Routing models evaluation

The Autonomous System (AS)-level topology of the Internet that currently comprises more than 40k ASs, is growing at a rate of about 10% per year. In these conditions, Border Gateway Protocol (BGP), the inter-domain routing protocol of the Internet starts to show its limits, among others in terms of the number of routing table entries it can dynamically process and control. To overcome this challenging situation, the design but also the evaluation of alternative dynamic routing models and their comparison with BGP will be performed by means of simulation. However, existing routing models simulators such as DRMSim, the Dynamic Routing Model Simulator developped in Coati in collaboration with Alcatel-Lucent [72] , are limited in terms of the number of routing table entries they can dynamically process and control on a single computer.

In [63] , we have conducted a feasibility study of the extension of DRMSim so as to support the Distributed Parallel Discrete Event paradigm. We have studied several distribution models and their associated communication overhead. We have in particular evaluated the expected additional time required by a distributed simulation of BGP (border gate protocol) on topologies with 100k ASes compared to its sequential simulation. We show that such a distributed simulation of BGP is possible with a reasonable time overhead.
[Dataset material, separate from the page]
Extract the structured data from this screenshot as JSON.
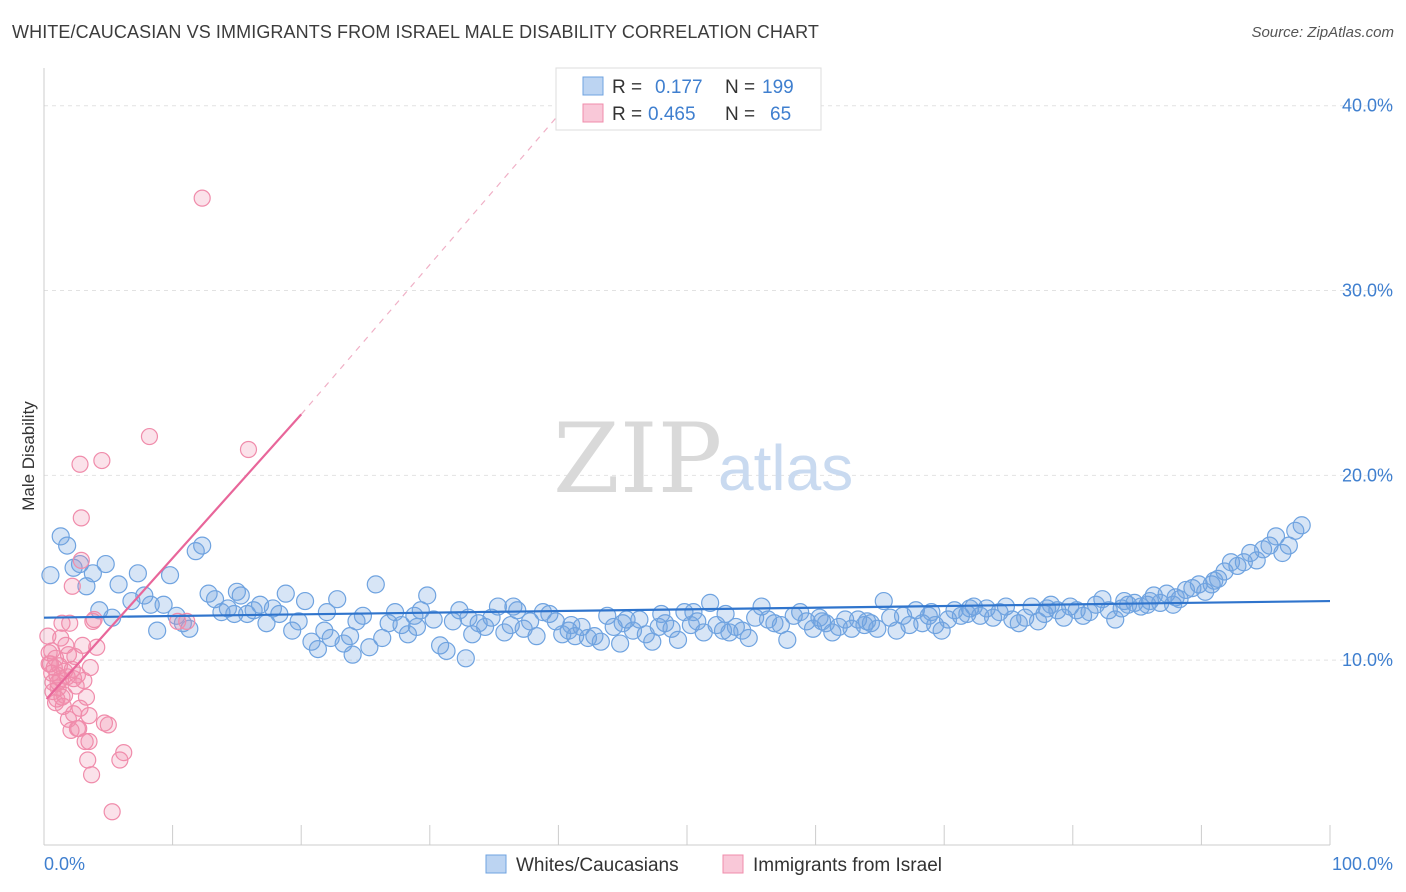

Complexity of Shortest Path Routing

In telecommunication networks packets are carried from a source $s$ to a destination $t$ on a path that is determined by the underlying routing protocol. Most routing protocols belong to the class of shortest-path routing protocols. For better protection and efficiency, one wishes to use multiple (shortest) paths between two nodes. Therefore the routing protocol must determine how the traffic from s to t is distributed among the shortest paths. In the protocol called OSPF-ECMP (for Open Shortest Path First-Equal Cost Multiple Path) the traffic incoming at every node is uniformly balanced on all outgoing links that are on shortest paths. In [43] , [42] , we show that the problem of maximizing even a single commodity flow for the OSPF-ECMP protocol cannot be approximated within any constant factor ratio. Besides this main theorem, we derive some positive results which include polynomial-time approximations and an exponential-time exact algorithm.